Hindsight Bias and The Risk of Discovery

I have always been fascinated by reading biographies of “now successful” people. I am not only interested in the types content in the books (what is being talked about) but also what pieces of information are being left out by the author.

Paul Graham talks about this in his essay, “The Risk of Discovery.

Because biographies of famous scientists tend to edit out their mistakes, we underestimate the degree of risk they were willing to take. And because anything a famous scientist did that wasn’t a mistake has probably now become the conventional wisdom, those choices don’t seem risky either.

Biographies of Newton, for example, understandably focus more on physics than alchemy or theology. The impression we get is that his unerring judgment led him straight to truths no one else had noticed. How to explain all the time he spent on alchemy and theology? Well, smart people are often kind of crazy.

But maybe there is a simpler explanation. Maybe the smartness and the craziness were not as separate as we think. Physics seems to us a promising thing to work on, and alchemy and theology obvious wastes of time. But that’s because we know how things turned out. In Newton’s day the three problems seemed roughly equally promising. No one knew yet what the payoff would be for inventing what we now call physics; if they had, more people would have been working on it.
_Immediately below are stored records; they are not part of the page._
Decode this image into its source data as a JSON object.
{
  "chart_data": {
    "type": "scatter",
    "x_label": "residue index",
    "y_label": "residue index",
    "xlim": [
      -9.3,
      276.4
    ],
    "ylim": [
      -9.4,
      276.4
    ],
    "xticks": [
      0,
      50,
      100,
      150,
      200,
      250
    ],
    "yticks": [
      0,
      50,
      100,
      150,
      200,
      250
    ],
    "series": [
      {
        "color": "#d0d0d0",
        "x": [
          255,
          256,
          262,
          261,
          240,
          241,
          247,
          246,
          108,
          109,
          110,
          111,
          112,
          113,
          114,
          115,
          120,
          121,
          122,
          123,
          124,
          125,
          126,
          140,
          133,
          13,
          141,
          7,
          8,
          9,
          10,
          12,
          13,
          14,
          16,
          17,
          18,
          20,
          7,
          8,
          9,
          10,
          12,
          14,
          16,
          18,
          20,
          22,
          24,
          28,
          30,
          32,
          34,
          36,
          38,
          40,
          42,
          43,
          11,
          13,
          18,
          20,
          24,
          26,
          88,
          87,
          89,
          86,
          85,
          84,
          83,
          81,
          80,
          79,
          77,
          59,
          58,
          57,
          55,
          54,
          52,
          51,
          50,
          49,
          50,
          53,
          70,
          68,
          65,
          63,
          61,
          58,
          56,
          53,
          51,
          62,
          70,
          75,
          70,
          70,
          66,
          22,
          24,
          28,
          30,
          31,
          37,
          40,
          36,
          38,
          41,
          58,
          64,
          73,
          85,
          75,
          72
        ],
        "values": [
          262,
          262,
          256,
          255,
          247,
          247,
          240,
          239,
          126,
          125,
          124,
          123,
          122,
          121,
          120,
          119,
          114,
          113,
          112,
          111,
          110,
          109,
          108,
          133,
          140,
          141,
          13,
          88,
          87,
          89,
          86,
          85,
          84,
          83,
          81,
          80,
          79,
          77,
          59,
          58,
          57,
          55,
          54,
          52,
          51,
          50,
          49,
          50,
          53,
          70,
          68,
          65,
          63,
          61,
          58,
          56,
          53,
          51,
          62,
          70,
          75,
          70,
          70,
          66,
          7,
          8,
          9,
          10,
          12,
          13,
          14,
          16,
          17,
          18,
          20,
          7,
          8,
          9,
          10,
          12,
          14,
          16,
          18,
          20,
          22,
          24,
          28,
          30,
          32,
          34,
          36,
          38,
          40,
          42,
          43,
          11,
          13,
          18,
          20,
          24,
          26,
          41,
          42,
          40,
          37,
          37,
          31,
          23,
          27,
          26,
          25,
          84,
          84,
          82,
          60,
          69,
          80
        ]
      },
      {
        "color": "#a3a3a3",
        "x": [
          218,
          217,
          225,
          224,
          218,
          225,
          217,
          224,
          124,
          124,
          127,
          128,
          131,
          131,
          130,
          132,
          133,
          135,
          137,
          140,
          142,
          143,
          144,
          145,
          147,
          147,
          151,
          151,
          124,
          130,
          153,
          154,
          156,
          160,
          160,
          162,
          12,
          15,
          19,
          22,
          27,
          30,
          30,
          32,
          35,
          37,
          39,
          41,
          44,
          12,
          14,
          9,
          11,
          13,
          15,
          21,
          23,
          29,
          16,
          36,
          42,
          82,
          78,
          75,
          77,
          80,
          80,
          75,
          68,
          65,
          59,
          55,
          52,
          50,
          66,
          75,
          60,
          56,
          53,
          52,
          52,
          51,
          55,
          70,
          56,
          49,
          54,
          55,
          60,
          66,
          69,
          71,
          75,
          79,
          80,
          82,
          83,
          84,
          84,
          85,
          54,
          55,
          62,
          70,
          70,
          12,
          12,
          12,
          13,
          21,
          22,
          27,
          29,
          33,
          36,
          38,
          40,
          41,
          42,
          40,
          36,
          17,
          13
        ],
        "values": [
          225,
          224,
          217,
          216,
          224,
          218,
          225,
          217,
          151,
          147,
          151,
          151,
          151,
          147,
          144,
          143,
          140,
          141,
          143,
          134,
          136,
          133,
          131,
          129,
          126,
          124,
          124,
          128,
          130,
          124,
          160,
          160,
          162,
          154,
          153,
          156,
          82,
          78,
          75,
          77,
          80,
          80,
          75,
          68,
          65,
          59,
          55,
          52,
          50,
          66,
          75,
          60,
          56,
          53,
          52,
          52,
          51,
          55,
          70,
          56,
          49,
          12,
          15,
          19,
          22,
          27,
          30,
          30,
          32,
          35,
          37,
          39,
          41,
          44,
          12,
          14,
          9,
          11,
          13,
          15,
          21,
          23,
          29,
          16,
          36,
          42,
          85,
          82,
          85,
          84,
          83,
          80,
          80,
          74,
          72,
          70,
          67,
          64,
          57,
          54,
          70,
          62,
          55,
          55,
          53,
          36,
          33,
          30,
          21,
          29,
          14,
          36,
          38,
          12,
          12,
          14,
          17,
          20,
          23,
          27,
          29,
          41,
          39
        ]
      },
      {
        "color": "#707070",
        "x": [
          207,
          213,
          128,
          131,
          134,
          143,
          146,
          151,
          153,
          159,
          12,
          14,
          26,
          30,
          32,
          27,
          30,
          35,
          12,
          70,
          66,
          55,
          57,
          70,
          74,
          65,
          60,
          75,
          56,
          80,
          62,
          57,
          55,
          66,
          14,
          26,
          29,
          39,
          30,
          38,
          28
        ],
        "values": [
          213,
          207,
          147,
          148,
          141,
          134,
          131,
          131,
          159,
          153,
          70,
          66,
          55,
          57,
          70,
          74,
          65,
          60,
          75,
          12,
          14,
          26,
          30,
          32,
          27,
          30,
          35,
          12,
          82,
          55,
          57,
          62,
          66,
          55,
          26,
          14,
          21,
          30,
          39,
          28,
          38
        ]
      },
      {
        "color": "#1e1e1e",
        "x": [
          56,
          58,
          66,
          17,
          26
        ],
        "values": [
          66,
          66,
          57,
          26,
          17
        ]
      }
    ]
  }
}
And alchemy and theology were still then in the category Marc Andreessen would describe as “huge, if true.”

Newton made three bets. One of them worked. But they were all risky.

I find this to be a compelling explanation as to why people take risks in various situations. I credit that we tend to overemphasize different parts of an individual’s narrative and leave out the more rational explanations in favor of romantic journeys.